Consider arranging students in groups of 2. If there is not enough time for students to answer all the questions, consider asking students to look at the list of equations and to choose one they think looks easier (or more familiar) and one that looks harder (or less familiar).

Some students may have a difficult time getting started given the increased complexity of these problems. Encourage these students to use completing the square to solve a more familiar problem first, such as \(x^2-10x+20=4\), and then to use the structure of the process they followed (MP7) as a guide to help them solve these more challenging problems.

Select students to share their solutions and display their work for all to see. If students found solutions that differ from each other, as time permits, invite these students to describe their thinking to the class, and encourage them to try to identify any errors and determine which solutions are correct. Discuss any common challenges or errors.

Make sure students understand that the process of solving by completing the square is the same whether the numbers in the equations are integers or other rational numbers. Elicit from students a generalization of the process.

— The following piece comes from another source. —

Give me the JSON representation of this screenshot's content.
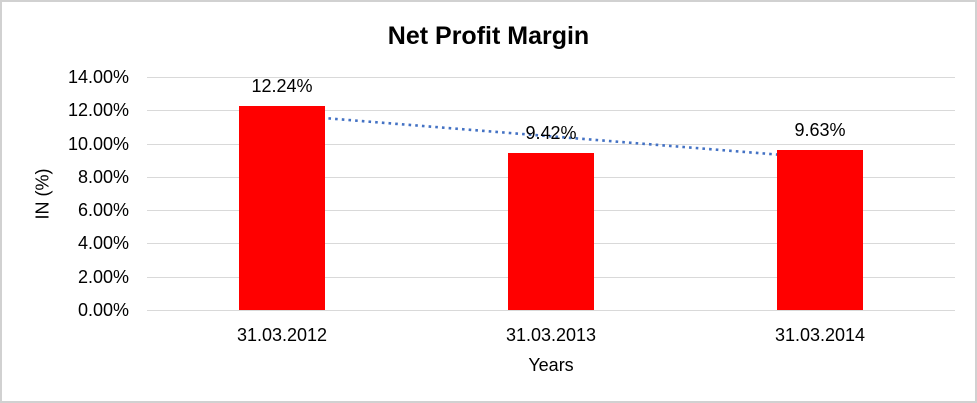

For example:

• Start with a quadratic expression in standard form on one side of the equal sign and a number (which could be 0) on the other side.
• Take half of the coefficient of the linear term and square it. The result is the constant term that would make the quadratic expression a perfect square.
• Perform the same operations to both sides of the equal sign so the constant term that is on one side is a perfect square that makes the expression a perfect square.
• Rewrite the expression (in standard form) as a squared factor.
• Find both values of the factor that, when squared, gives the number on the other side of the equal sign.

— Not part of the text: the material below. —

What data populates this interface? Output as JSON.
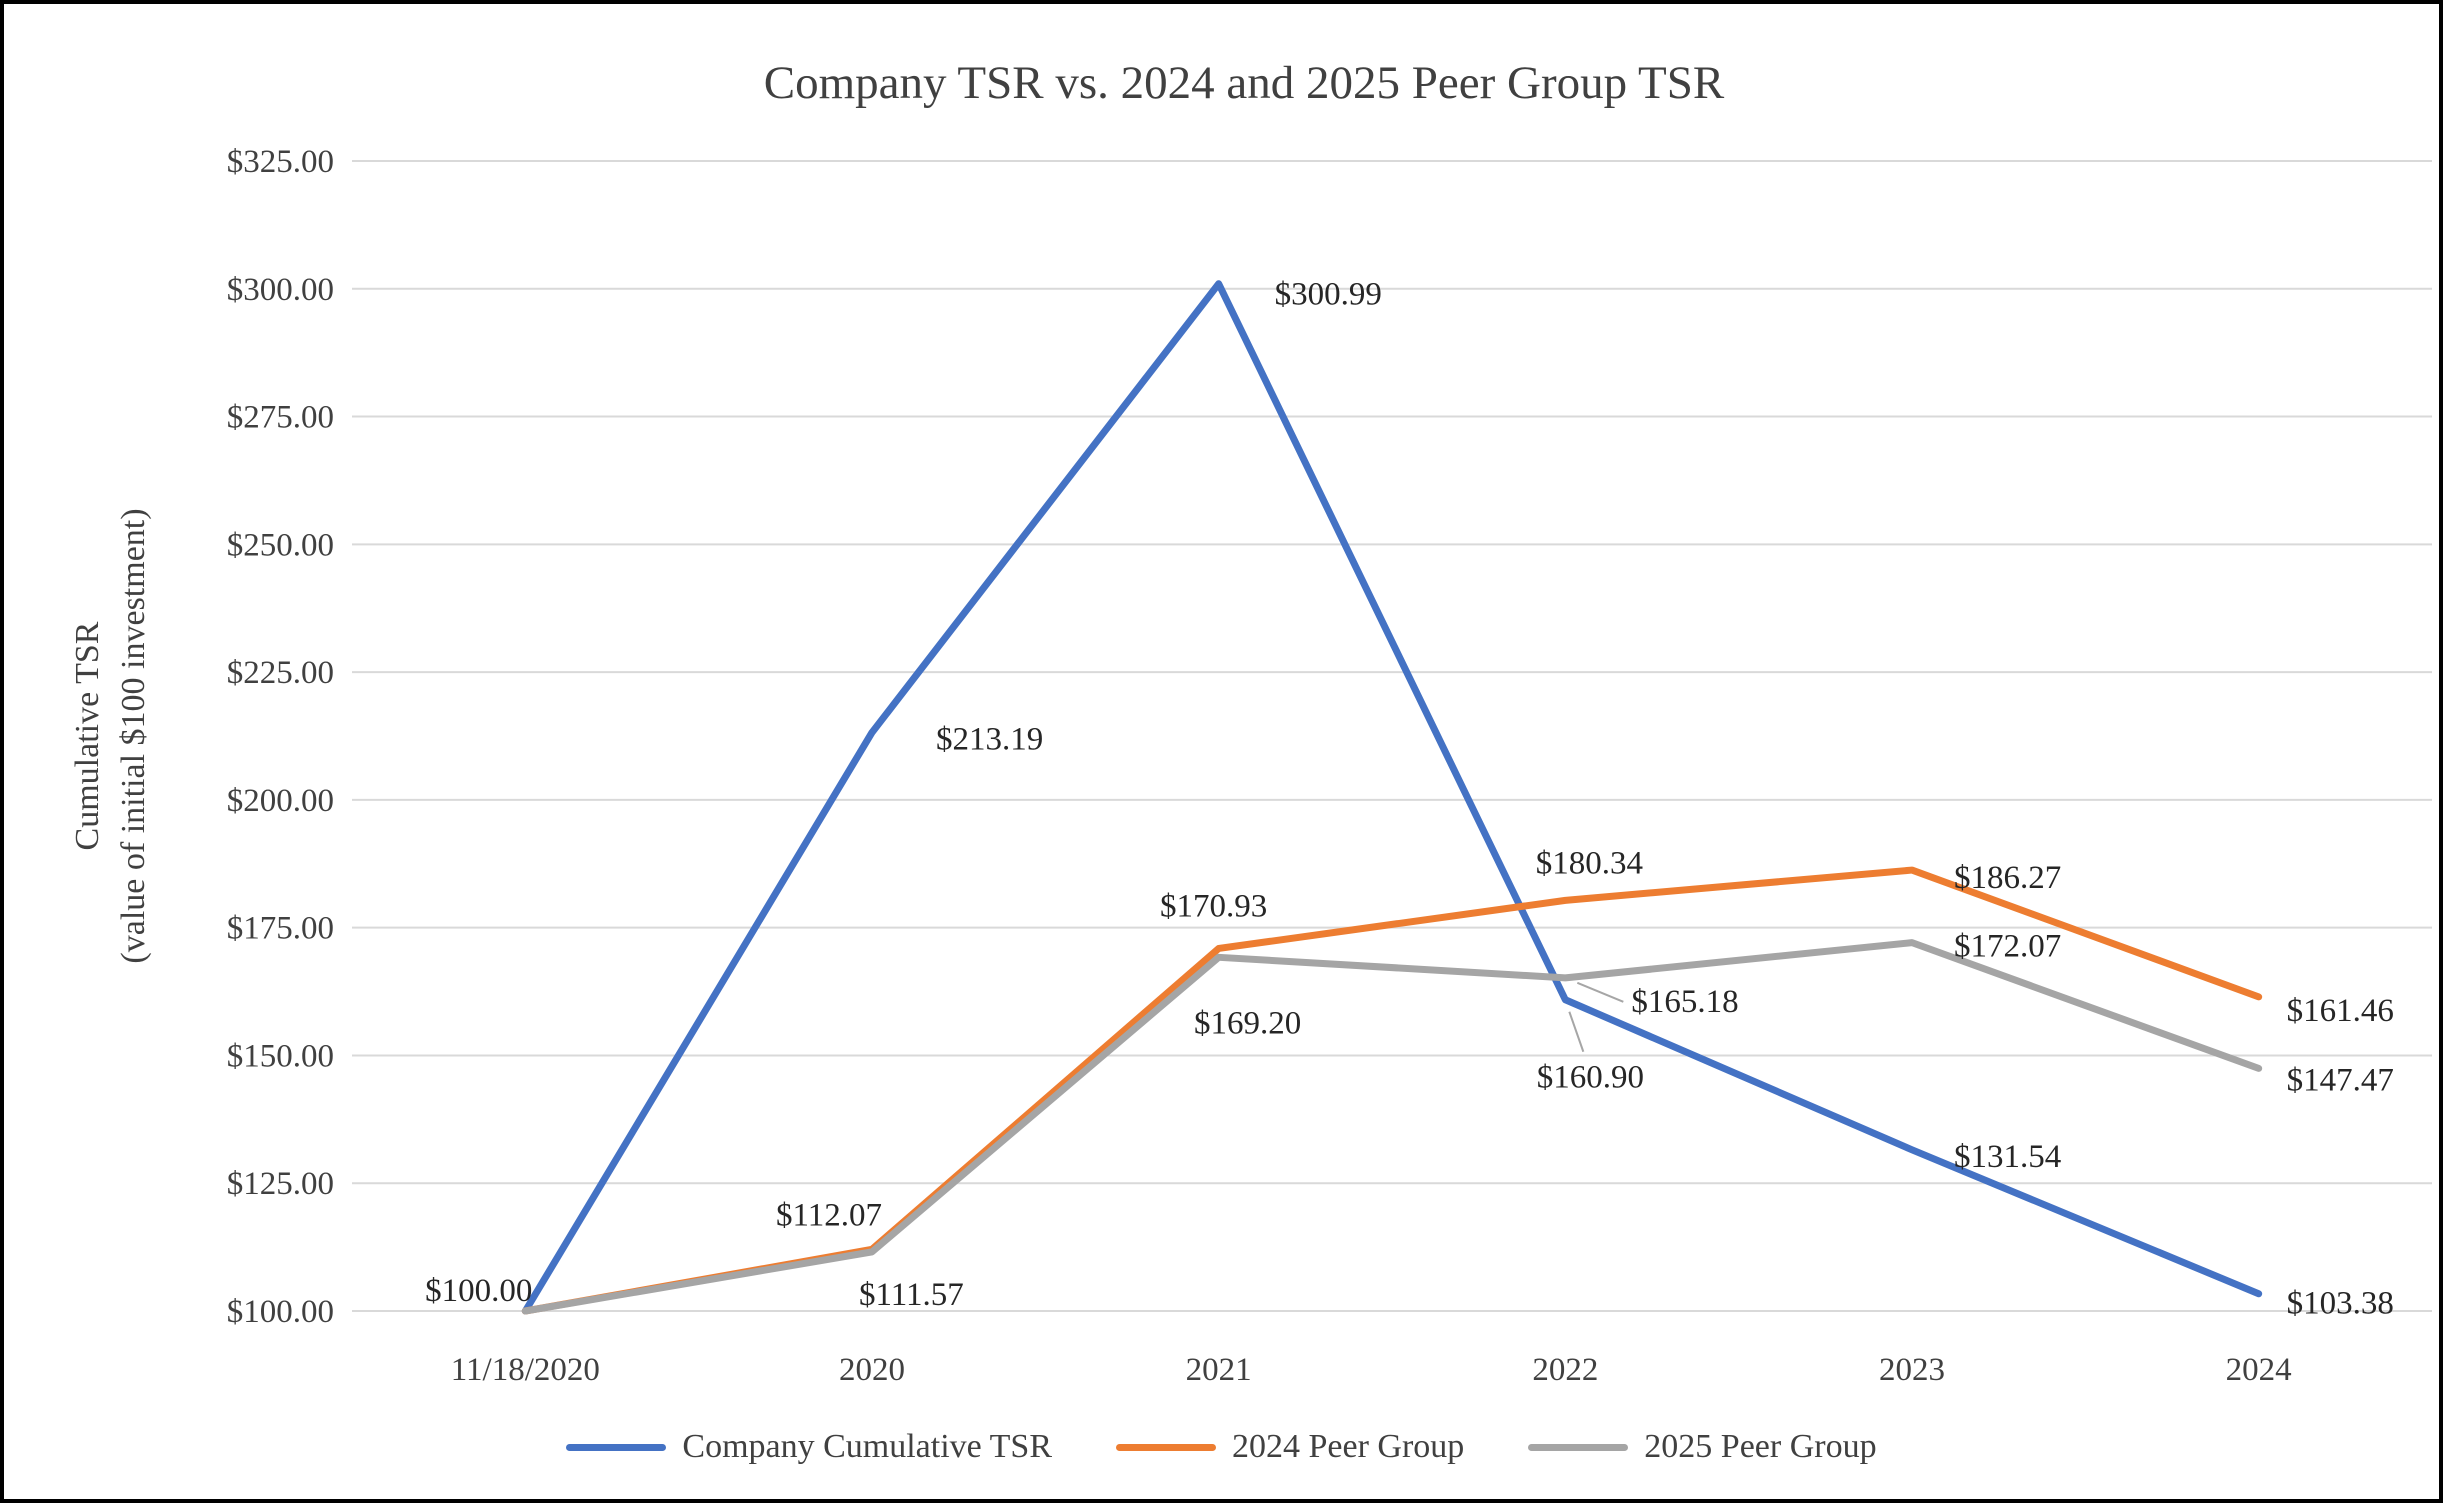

In this activity, students analyze worked examples of equations solved by completing the square. The work allows them to further develop their understanding of the method when used with rational numbers and to notice common errors. Identifying errors in worked examples is an opportunity to attend to precision (MP6) and to analyze and critique the reasoning of others (MP3).

Display the four equations in the task statement for all to see:

1. \(x^2 + 14x= \text-24\)
2. \(x^2 - 10x + 16= 0\)
3. \(x^2 + 2.4x = \text-0.8\)
4. \(x^2 - \frac65 x + \frac15 = 0\)

Arrange students in groups of 3–4. Assign one equation (or more, depending on time constraints) for each group to solve by completing the square. Once group members agree on the solutions, ask them to look for errors in the worked solution for the same equation (as the one they solved).

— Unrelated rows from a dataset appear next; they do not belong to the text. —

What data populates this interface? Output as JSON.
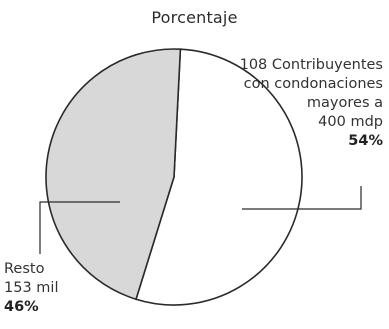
{
  "chart_data": {
    "type": "pie",
    "title": "Porcentaje",
    "slices": [
      {
        "lines": [
          "108 Contribuyentes",
          "con condonaciones",
          "mayores a",
          "400 mdp"
        ],
        "value": 54,
        "percent_label": "54%",
        "color": "#ffffff"
      },
      {
        "lines": [
          "Resto",
          "153 mil"
        ],
        "value": 46,
        "percent_label": "46%",
        "color": "#d8d8d8"
      }
    ]
  }
}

Display the four solutions in the task statement for all to see. Select students to share the errors they spotted and their proposed corrections.

To involve more students in the discussion, after each student presents, consider asking students to classify each error by type (not limited to one type per error) and explain their classification. Here are some examples of types of errors:

• Careless errors—for example, writing the wrong number or symbol, repeating the same step twice, leaving out a negative sign, or not following directions.
• Computational errors—for example, adding or subtracting incorrectly or putting a decimal point in the wrong place.
• Gaps in understanding—for example, misunderstanding of the problem or the rules of algebra, applying an ineffective strategy, or choosing the wrong operation or step.
• Lack of precision or incomplete communication—for example, missing steps or explanations, incorrect notation, or forgetting labels or parentheses.